This week’s musing asks:
Have you ever read a book that, at the time, you didn’t feel a strong connection towards, but as time goes by you find yourself thinking about it a lot?
Yes, and these books have turned out to be ones that left a long memory trail in me. A recent read, Grand Opening by Jon Hassler didn’t appeal to me much other than the beautiful, unadorned writing. But the story quickly sneaks up on me. It’s a moral tale of a lost time. A family struggles to establish a successful supermarket while adjusting to the close-minded townspeople and their religious bigotry. They find this tightly knit, insular community as strange as foreign country. With graceful and economical prose, Hassler adroitly brings small-town life in a dead-on vividness. The figurative title finds an ironic parallel in the boy’s expanding sympathies and growing awareness. Hassler illustrates that we often learn more about God from misfits than do-gooders or saints.
Another one is The Book of Joe by Jonathan Tropper. The way I envision this one was a literary version of an Adam Sandler—funny, fast-paced, but silly. Self-deprecatingly funny about provocatively insightful, The Book of Joe is the story of a writer who was once an alienated youth but achieves literary success with a novel that salvages his hometown and its people. Using real people as props, Joe Goffman subjects those who rubbed him the wrong way to exaggerated proportions in his book. This is a beautiful book, full of heart and wisdom. It encompasses life in America in general, beholding an allure and hypocrisy of our society.
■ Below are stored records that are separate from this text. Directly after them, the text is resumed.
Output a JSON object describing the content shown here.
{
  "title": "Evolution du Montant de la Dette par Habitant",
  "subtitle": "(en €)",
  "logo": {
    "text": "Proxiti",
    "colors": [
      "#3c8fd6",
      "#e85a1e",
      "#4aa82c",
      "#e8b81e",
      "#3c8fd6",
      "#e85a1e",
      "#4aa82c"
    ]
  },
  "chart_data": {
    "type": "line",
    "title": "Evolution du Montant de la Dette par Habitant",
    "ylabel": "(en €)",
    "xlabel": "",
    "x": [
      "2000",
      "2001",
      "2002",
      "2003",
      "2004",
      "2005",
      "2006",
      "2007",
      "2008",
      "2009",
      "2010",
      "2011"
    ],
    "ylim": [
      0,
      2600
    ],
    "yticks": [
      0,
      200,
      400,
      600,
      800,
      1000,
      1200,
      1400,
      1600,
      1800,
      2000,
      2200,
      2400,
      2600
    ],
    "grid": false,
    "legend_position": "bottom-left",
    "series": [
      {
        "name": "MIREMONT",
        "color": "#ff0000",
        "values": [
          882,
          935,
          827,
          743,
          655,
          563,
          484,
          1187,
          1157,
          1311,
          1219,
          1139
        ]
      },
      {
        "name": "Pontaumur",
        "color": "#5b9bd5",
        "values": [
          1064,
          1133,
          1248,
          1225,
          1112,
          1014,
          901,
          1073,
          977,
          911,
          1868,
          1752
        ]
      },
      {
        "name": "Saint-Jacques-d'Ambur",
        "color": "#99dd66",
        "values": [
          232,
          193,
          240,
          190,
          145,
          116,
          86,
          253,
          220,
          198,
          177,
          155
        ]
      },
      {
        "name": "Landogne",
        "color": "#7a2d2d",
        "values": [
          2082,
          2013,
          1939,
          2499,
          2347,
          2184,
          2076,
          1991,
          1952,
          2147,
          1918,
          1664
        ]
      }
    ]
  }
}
The ultimate classic in this category is The Fountainhead by Ayn Rand. I dreaded reading this tome since 11th grade when the English teacher assigned it for extra credit. I never finished the book until last year! Rand believes that there is only black and white in moral issues; there is no gray. Therefore, giving in a little is not compromise but rather forfeiting one’s values and surrendering to evil. She argues that society, tainted by collectivism, has a herd mentality that corrupts individual mind. Whether you buy her outlandish ideals, the book itself is gripping and riveting.